Nym picked up the box of freezing brain twisters and constructed the teleportation spell. It felt like there was more to say, but he didn’t know what those words were. He suspected she didn’t either. Her time in Shu-Ain had changed her, and was going to continue changing her. He hoped that when she left, she was still a person he recognized.

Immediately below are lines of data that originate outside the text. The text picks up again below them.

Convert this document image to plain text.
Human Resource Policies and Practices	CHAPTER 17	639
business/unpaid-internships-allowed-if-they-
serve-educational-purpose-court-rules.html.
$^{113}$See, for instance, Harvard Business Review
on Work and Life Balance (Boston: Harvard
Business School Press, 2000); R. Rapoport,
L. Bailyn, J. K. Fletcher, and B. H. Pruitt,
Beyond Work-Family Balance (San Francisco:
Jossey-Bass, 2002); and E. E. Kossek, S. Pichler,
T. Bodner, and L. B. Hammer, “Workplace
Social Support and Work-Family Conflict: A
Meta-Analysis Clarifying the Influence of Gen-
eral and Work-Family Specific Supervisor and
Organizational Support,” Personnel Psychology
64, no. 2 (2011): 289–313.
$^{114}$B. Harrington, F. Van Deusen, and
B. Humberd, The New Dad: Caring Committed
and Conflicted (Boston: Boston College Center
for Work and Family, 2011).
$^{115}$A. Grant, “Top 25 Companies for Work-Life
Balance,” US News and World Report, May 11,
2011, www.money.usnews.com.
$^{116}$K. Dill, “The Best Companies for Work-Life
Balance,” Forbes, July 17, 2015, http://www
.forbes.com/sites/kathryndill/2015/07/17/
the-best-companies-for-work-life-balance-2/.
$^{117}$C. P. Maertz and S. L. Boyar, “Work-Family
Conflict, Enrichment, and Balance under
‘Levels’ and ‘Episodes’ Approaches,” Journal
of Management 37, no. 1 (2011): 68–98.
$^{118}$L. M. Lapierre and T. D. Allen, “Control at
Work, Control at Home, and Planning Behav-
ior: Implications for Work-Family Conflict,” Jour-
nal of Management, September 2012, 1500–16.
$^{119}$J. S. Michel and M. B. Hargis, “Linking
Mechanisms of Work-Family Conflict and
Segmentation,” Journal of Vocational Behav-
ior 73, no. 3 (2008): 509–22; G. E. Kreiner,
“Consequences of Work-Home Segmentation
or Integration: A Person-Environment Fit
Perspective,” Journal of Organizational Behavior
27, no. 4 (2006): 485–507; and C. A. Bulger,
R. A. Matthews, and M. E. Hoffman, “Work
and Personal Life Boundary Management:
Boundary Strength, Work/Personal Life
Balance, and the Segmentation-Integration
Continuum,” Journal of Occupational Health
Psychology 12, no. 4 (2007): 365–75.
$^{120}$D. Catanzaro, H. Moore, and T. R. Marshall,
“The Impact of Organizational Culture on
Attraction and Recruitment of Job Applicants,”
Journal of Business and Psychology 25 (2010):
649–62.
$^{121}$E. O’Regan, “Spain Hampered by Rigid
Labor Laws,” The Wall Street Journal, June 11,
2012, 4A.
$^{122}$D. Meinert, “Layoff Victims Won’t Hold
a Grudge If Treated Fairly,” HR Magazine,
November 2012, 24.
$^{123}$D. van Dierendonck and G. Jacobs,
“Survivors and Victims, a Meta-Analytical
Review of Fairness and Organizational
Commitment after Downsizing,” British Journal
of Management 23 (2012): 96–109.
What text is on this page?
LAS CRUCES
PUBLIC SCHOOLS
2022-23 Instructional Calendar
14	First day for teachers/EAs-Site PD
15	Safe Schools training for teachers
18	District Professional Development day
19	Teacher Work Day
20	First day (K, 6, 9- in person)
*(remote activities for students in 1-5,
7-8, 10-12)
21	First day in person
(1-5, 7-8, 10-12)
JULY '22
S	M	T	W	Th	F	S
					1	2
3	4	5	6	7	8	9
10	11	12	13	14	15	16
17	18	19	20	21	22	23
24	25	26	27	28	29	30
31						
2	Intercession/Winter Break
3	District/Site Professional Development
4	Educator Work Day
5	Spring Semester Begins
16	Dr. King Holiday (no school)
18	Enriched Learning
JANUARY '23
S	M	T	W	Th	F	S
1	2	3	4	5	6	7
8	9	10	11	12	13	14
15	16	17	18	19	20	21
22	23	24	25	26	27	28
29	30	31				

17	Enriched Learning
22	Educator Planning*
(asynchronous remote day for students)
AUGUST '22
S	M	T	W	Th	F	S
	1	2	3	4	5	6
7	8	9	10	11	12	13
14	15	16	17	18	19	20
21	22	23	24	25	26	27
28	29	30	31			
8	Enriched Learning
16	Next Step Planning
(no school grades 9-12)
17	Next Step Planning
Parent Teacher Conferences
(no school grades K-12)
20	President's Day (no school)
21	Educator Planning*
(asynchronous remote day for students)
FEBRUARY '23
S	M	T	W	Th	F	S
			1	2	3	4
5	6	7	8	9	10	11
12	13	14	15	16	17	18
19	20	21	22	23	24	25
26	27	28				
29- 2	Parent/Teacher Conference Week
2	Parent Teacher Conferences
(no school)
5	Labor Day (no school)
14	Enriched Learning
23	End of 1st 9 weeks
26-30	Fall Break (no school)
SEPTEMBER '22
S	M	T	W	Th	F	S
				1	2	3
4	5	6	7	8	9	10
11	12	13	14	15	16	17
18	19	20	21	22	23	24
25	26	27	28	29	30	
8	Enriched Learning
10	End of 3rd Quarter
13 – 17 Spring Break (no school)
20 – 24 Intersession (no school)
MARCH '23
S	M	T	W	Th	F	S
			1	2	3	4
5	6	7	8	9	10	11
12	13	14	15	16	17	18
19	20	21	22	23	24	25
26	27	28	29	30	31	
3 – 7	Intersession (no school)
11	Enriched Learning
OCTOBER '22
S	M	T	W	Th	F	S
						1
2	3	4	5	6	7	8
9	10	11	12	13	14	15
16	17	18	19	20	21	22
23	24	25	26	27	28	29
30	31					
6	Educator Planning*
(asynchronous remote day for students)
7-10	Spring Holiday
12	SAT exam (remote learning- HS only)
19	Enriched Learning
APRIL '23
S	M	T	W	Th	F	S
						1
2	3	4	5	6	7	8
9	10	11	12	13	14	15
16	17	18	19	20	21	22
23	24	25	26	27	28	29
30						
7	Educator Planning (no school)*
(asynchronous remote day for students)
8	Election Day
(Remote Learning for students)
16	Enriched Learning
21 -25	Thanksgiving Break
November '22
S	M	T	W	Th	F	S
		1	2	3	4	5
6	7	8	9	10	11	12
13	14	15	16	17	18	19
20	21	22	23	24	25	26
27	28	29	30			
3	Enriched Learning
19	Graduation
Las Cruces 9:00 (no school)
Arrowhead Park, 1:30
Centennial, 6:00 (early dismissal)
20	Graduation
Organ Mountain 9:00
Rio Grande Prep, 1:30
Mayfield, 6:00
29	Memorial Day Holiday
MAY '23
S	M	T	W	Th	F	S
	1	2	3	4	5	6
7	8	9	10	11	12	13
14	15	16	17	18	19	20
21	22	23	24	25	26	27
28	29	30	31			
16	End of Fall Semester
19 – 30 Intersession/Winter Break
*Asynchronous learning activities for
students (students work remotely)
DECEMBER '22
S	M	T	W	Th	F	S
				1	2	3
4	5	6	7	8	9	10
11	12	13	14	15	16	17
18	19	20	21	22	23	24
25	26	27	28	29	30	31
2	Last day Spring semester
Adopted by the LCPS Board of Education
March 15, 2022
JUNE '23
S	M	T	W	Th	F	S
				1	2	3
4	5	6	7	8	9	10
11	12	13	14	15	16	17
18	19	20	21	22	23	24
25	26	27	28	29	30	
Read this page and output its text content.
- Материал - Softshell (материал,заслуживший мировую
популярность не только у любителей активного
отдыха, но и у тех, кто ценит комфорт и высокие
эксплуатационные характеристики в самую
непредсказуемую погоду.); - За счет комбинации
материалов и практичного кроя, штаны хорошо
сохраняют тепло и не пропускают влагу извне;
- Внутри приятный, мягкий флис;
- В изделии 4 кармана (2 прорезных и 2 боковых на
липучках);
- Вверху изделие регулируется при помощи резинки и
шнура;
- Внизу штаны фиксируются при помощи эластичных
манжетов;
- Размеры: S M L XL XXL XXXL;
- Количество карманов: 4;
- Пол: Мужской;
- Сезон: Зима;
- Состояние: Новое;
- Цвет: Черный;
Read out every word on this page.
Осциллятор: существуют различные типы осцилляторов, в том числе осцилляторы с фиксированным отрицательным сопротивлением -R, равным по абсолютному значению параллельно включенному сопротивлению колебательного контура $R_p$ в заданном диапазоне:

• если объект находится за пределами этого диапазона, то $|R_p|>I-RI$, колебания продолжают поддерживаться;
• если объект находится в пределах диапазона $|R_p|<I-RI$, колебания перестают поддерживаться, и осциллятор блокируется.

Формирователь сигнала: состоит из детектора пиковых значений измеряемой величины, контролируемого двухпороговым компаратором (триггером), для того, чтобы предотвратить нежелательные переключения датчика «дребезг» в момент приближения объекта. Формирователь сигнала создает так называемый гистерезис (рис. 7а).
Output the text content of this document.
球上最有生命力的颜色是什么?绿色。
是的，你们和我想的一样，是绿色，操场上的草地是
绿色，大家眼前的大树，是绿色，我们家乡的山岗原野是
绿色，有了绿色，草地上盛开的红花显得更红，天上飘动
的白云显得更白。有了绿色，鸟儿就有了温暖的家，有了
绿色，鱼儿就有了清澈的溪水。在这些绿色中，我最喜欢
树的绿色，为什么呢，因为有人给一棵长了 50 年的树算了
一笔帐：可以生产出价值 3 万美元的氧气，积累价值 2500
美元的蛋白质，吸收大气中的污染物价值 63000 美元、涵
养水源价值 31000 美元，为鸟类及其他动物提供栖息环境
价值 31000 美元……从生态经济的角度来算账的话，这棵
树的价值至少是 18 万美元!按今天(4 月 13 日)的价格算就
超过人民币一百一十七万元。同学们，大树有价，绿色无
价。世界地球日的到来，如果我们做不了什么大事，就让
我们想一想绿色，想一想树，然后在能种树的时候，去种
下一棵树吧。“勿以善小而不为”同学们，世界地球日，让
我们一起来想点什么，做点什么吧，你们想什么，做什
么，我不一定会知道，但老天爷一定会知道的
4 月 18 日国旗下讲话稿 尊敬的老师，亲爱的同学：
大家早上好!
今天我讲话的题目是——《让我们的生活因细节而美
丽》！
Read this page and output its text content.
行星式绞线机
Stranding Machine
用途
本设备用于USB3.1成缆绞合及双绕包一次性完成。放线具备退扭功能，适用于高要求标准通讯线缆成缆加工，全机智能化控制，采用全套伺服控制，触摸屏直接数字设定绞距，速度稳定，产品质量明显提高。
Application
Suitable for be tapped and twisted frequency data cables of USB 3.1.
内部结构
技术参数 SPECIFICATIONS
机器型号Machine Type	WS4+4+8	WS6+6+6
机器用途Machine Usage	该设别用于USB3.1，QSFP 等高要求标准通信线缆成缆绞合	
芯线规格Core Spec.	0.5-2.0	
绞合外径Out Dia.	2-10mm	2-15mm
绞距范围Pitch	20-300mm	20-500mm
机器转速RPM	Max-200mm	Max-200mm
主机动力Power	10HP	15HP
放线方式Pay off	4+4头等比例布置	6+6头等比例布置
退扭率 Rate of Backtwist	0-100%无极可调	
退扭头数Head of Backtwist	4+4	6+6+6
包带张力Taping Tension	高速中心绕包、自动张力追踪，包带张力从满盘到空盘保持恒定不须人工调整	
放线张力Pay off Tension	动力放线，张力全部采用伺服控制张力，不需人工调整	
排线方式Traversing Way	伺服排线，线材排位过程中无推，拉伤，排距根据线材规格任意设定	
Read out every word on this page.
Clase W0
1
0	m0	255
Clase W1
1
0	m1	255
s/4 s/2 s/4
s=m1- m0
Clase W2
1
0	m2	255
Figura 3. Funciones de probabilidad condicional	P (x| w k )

The teleport spell caught hold of him and stretched over the box in his arms. Everything went black for a moment, and when the world returned, he was standing in Archmage Veran’s sanctum. With another heavy sigh, he trudged to the lab to tuck away the party treats in cold storage. Then he made himself comfortable in the library and continued his preparations for his trip to the northlands.

The longer he sat there, the less it felt like he got anything done. Try as he might, he couldn’t keep his mind on the task in front of him. He ended up sitting there, his head in his hands and the open book in front of him forgotten. It was long past dark, and still he sat there in the artificial light of the library, unaware of the hours ticking by.

When the sun rose again, he still hadn’t discovered any solutions to his problems.